When applying traditional machine learning, it is necessary to first convert the computer files from raw bytes to a list of features (e.g., important API calls, etc), and only then is this list of features fed into the machine learning module.
Even if hundreds or thousands of features are considered by human experts, they still represent only a fraction of the raw data in the files; as a result of this the files can easily be mutated to evade detection by these linear high-level features.
Similar to the application of deep learning in other domains, its application to cybersecurity allows for direct processing of the contents of the files, without any feature extraction.
That is, the input to the deep-learning brain is the raw byte values, regardless of file format, file size, or even the operating system.
Continuous improvement
Additionally, unlike traditional machine learning, which reaches a performance ceiling as the number of files it is trained on increases, deep learning can effectively improve as the datasets grow, to the extent of hundreds of millions of malicious and legitimate files.
The results of benchmarks that compare the performance of deep learning vs traditional machine learning in cybersecurity show that deep learning results in a considerably higher detection rate and a lower false positive rate.

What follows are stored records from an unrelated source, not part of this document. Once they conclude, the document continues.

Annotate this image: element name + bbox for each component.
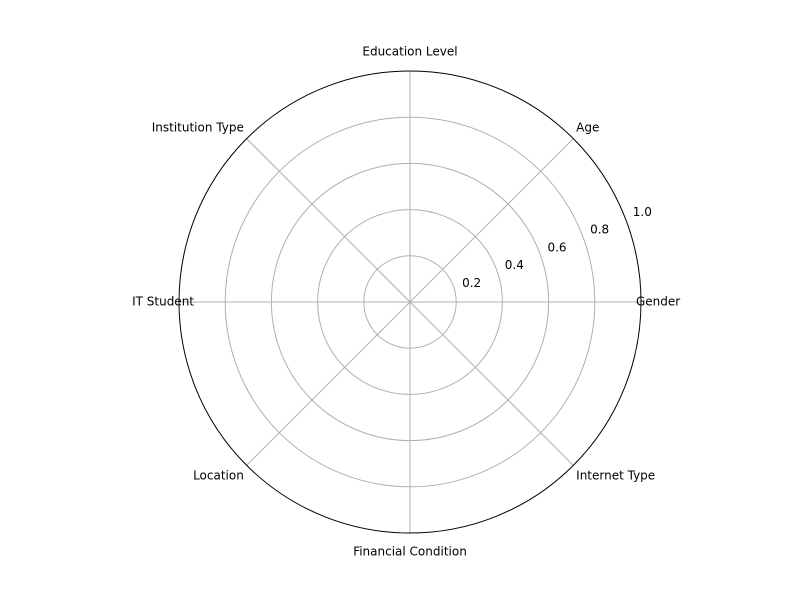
r-tick-label: 0.8 — [590, 223, 609, 237]
label-layer: 0.2 0.4 0.6 0.8 1.0 Gender Age Education Level I… — [132, 45, 680, 559]
spoke-1 — [409, 138, 574, 303]
category-label-internet-type: Internet Type — [576, 469, 655, 483]
r-tick-label: 1.0 — [633, 205, 652, 219]
grid-ring-3 — [224, 116, 596, 488]
grid-ring-1 — [317, 209, 503, 395]
category-label-age: Age — [576, 120, 599, 134]
polar-frame — [178, 70, 642, 534]
frame-layer — [178, 70, 642, 534]
r-tick-label: 0.2 — [462, 276, 481, 290]
spoke-7 — [409, 301, 574, 466]
category-label-institution-type: Institution Type — [152, 120, 244, 134]
grid-layer — [179, 71, 641, 533]
category-label-financial-condition: Financial Condition — [353, 545, 467, 559]
category-label-it-student: IT Student — [132, 295, 194, 309]
r-tick-label: 0.4 — [505, 258, 524, 272]
grid-ring-0 — [363, 255, 457, 349]
grid-ring-2 — [270, 162, 550, 442]
category-label-location: Location — [193, 469, 244, 483]
spoke-3 — [246, 138, 411, 303]
r-tick-label: 0.6 — [547, 240, 566, 254]
category-label-gender: Gender — [636, 295, 680, 309]
spoke-5 — [246, 301, 411, 466]
category-label-education-level: Education Level — [362, 45, 457, 59]
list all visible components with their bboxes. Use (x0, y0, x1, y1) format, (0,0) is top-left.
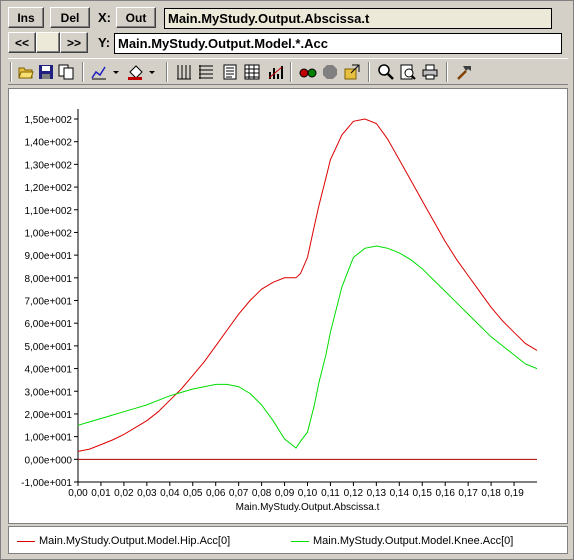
x-tick-label: 0,12 (344, 488, 364, 499)
y-tick-label: -1,00e+001 (21, 478, 72, 489)
y-tick-label: 1,30e+002 (24, 160, 72, 171)
legend-item-hip: Main.MyStudy.Output.Model.Hip.Acc[0] (17, 535, 230, 547)
y-tick-label: 1,50e+002 (24, 115, 72, 126)
stats-icon[interactable] (266, 62, 286, 82)
toolbar-separator (290, 62, 292, 82)
fill-icon[interactable] (126, 62, 158, 82)
grid-horizontal-icon[interactable] (196, 62, 216, 82)
x-tick-label: 0,04 (160, 488, 180, 499)
print-preview-icon[interactable] (398, 62, 418, 82)
x-tick-label: 0,18 (481, 488, 501, 499)
y-tick-label: 6,00e+001 (24, 319, 72, 330)
blank-button[interactable] (36, 32, 60, 53)
x-expression-field[interactable]: Main.MyStudy.Output.Abscissa.t (164, 8, 552, 29)
toolbar-separator (82, 62, 84, 82)
y-tick-label: 5,00e+001 (24, 342, 72, 353)
y-tick-label: 8,00e+001 (24, 274, 72, 285)
x-tick-label: 0,03 (137, 488, 157, 499)
zoom-icon[interactable] (376, 62, 396, 82)
y-tick-label: 1,40e+002 (24, 138, 72, 149)
copy-icon[interactable] (56, 62, 76, 82)
x-tick-label: 0,13 (367, 488, 387, 499)
stop-icon[interactable] (320, 62, 340, 82)
x-tick-label: 0,15 (413, 488, 433, 499)
x-tick-label: 0,02 (114, 488, 134, 499)
legend-label-hip: Main.MyStudy.Output.Model.Hip.Acc[0] (39, 535, 231, 547)
toolbar-separator (10, 62, 12, 82)
y-tick-label: 1,10e+002 (24, 206, 72, 217)
series-line-hip (77, 118, 538, 452)
print-icon[interactable] (420, 62, 440, 82)
x-tick-label: 0,00 (68, 488, 88, 499)
chart-area[interactable]: 1,50e+002 1,40e+002 1,30e+002 1,20e+002 1,10… (8, 88, 568, 524)
ins-button[interactable]: Ins (8, 7, 44, 28)
del-button[interactable]: Del (50, 7, 90, 28)
y-tick-label: 1,00e+002 (24, 228, 72, 239)
y-tick-label: 3,00e+001 (24, 387, 72, 398)
out-button[interactable]: Out (116, 7, 156, 28)
x-tick-label: 0,10 (298, 488, 318, 499)
previous-button[interactable]: << (8, 32, 36, 53)
chart-svg: 1,50e+002 1,40e+002 1,30e+002 1,20e+002 1,10… (21, 109, 538, 513)
legend: Main.MyStudy.Output.Model.Hip.Acc[0] Mai… (8, 526, 568, 554)
x-tick-label: 0,16 (435, 488, 455, 499)
x-tick-label: 0,19 (504, 488, 524, 499)
legend-swatch-knee (291, 540, 309, 542)
save-icon[interactable] (36, 62, 56, 82)
toolbar-separator (166, 62, 168, 82)
legend-item-knee: Main.MyStudy.Output.Model.Knee.Acc[0] (291, 535, 513, 547)
y-tick-label: 1,20e+002 (24, 183, 72, 194)
export-icon[interactable] (342, 62, 362, 82)
toolbar-separator (446, 62, 448, 82)
x-tick-label: 0,14 (390, 488, 410, 499)
y-tick-label: 2,00e+001 (24, 410, 72, 421)
x-tick-label: 0,07 (229, 488, 249, 499)
open-icon[interactable] (16, 62, 36, 82)
series-line-knee (77, 245, 538, 449)
legend-label-knee: Main.MyStudy.Output.Model.Knee.Acc[0] (313, 535, 514, 547)
grid-vertical-icon[interactable] (174, 62, 194, 82)
next-button[interactable]: >> (60, 32, 88, 53)
tool-icon[interactable] (454, 62, 474, 82)
y-axis-label: Y: (98, 35, 111, 50)
toolbar-separator (368, 62, 370, 82)
x-tick-label: 0,05 (183, 488, 203, 499)
legend-swatch-hip (17, 540, 35, 542)
x-axis-label: X: (98, 10, 111, 25)
y-tick-label: 4,00e+001 (24, 365, 72, 376)
x-tick-label: 0,17 (458, 488, 478, 499)
x-tick-label: 0,11 (321, 488, 340, 499)
glasses-icon[interactable] (298, 62, 318, 82)
toolbar (8, 58, 568, 85)
y-tick-label: 7,00e+001 (24, 297, 72, 308)
y-tick-label: 9,00e+001 (24, 251, 72, 262)
document-icon[interactable] (220, 62, 240, 82)
y-tick-label: 0,00e+000 (24, 455, 72, 466)
x-axis-title: Main.MyStudy.Output.Abscissa.t (236, 502, 380, 513)
x-tick-label: 0,08 (252, 488, 272, 499)
x-tick-label: 0,06 (206, 488, 226, 499)
chart-type-icon[interactable] (90, 62, 122, 82)
x-tick-label: 0,09 (275, 488, 295, 499)
y-expression-field[interactable]: Main.MyStudy.Output.Model.*.Acc (114, 33, 562, 54)
table-icon[interactable] (242, 62, 262, 82)
y-tick-label: 1,00e+001 (24, 433, 72, 444)
x-tick-label: 0,01 (91, 488, 111, 499)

These results are consistent with the large performance boost obtained by the application of deep learning in other domains.
As malware developers use more advanced methods to create new malware, the gap between the detection rates of deep learning vs traditional machine learning will grow wider; and in coming years it will be critical to rely on deep learning in order to have a realistic chance of foiling the most sophisticated attacks.